Tight end Tony Gonzalez has missed only two regular-season games in a career that stretches back to 1997. As he prepares to play his last one, he wants more pass-catchers to have a chance to avoid serious injury, too.
“The NFL has to do something to stop receivers in the open field from getting blindsided and hit in the knees,” Gonzalez recently told Peter King of TheMMQB.com. “Look what happened to Rob Gronkowski. He’s not the only one. You don’t want your stars, you don’t want anyone, to be taken out like that.”
Of course, what happened to Rob Gronkowski likely wouldn’t be protected by an expansion of the rules to protect defenseless players against being hit at or below the knee. Gronkowski had caught a pass and had taken a couple of steps before he was hit low by Browns safety T.J. Ward.
The rules could indeed change to protect players who are “blindsided” with a low hit not after choosing to run with the ball but when trying to catch it. While the NFL isn’t facing the same political, legal, and existential pressure to protect the ligaments within knees as the league currently confronts when it comes to protecting the brains within skulls, careers can be ended or limited by a low hit that comes when a player isn’t ready for it.

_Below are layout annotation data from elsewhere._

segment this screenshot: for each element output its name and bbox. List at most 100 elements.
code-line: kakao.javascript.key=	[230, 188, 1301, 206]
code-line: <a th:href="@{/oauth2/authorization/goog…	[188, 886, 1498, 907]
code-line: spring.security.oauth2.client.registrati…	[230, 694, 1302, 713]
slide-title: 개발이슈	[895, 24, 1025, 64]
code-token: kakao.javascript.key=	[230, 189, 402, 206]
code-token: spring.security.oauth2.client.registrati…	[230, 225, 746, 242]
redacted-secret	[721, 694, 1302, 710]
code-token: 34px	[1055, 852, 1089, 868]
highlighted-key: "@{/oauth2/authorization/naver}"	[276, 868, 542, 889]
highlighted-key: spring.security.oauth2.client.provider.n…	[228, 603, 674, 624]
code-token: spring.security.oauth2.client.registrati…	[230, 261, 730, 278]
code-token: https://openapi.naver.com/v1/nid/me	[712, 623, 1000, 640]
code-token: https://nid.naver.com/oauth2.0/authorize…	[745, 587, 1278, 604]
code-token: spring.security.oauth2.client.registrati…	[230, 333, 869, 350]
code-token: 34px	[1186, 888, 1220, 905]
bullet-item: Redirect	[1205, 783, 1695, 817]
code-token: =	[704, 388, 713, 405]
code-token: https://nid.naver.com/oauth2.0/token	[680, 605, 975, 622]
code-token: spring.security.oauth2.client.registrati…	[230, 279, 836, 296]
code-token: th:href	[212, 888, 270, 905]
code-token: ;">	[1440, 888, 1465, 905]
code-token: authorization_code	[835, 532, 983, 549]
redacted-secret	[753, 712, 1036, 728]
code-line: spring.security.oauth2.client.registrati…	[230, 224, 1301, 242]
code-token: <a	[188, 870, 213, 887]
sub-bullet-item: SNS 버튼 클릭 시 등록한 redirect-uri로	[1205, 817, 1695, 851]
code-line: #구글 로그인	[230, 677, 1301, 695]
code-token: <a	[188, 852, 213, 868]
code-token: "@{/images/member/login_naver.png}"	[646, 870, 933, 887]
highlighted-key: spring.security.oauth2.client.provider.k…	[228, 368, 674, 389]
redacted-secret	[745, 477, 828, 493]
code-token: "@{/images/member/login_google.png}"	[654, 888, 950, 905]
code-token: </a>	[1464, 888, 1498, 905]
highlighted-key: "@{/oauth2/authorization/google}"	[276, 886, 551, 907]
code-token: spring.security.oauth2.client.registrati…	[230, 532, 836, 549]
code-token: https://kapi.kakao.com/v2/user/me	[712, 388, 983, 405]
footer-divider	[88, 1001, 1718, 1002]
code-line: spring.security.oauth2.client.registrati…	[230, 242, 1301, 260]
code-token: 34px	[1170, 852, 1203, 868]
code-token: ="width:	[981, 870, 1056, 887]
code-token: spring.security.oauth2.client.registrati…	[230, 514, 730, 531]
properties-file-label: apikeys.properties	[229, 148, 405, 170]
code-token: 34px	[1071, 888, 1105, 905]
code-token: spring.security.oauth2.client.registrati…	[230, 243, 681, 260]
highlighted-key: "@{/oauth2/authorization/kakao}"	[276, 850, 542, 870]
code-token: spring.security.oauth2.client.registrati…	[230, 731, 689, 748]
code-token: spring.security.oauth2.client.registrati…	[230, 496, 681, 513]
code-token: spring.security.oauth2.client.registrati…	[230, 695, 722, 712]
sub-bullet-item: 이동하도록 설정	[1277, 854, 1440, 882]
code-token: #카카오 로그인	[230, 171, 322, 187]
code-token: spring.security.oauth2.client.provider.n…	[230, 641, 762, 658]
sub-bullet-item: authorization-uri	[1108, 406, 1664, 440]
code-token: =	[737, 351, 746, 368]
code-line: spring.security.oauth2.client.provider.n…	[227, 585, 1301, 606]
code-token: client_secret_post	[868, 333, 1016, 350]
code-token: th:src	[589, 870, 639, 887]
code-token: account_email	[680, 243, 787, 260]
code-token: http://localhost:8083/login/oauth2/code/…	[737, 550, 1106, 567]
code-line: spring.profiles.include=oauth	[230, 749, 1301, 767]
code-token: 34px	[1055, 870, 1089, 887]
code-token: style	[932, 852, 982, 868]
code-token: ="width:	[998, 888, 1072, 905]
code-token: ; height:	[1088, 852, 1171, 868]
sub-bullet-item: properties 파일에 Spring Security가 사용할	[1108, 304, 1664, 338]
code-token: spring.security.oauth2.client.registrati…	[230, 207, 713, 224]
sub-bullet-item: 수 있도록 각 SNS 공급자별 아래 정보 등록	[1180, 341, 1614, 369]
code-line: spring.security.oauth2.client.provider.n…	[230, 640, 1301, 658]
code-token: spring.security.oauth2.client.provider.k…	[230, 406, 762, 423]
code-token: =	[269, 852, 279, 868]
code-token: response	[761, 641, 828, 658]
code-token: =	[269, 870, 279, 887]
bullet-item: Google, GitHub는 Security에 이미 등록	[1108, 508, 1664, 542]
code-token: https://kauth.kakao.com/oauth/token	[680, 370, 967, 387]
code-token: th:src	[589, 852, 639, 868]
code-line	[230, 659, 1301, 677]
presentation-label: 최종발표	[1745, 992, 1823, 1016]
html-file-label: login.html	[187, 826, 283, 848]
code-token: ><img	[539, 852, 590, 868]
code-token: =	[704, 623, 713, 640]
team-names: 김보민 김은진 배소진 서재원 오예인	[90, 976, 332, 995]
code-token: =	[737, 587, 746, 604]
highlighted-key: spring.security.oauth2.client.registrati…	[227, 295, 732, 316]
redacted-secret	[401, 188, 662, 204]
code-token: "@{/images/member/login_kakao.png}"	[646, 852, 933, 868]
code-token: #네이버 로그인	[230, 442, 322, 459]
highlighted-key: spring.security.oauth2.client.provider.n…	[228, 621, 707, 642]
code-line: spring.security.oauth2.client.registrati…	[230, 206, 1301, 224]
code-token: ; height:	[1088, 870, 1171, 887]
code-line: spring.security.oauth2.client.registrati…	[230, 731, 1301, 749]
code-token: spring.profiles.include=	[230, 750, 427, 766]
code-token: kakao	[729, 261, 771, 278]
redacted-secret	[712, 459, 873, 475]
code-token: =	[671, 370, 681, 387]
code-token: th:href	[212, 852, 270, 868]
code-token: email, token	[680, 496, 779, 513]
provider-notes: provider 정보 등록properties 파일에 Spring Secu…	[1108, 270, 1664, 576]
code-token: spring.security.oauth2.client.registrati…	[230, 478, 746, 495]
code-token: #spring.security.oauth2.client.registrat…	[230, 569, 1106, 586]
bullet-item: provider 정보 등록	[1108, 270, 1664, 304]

The goal of the low hit in football is to give the smaller player a way to knock down a larger player. For large players who are truly defenseless as the NFL has defined the term, it should be easier to knock them down because they aren’t bracing for the blow. It therefore makes sense to create a strike zone that protects two of the most important body parts for any pro athlete — the joints that help their legs move and the organ that instructs them to.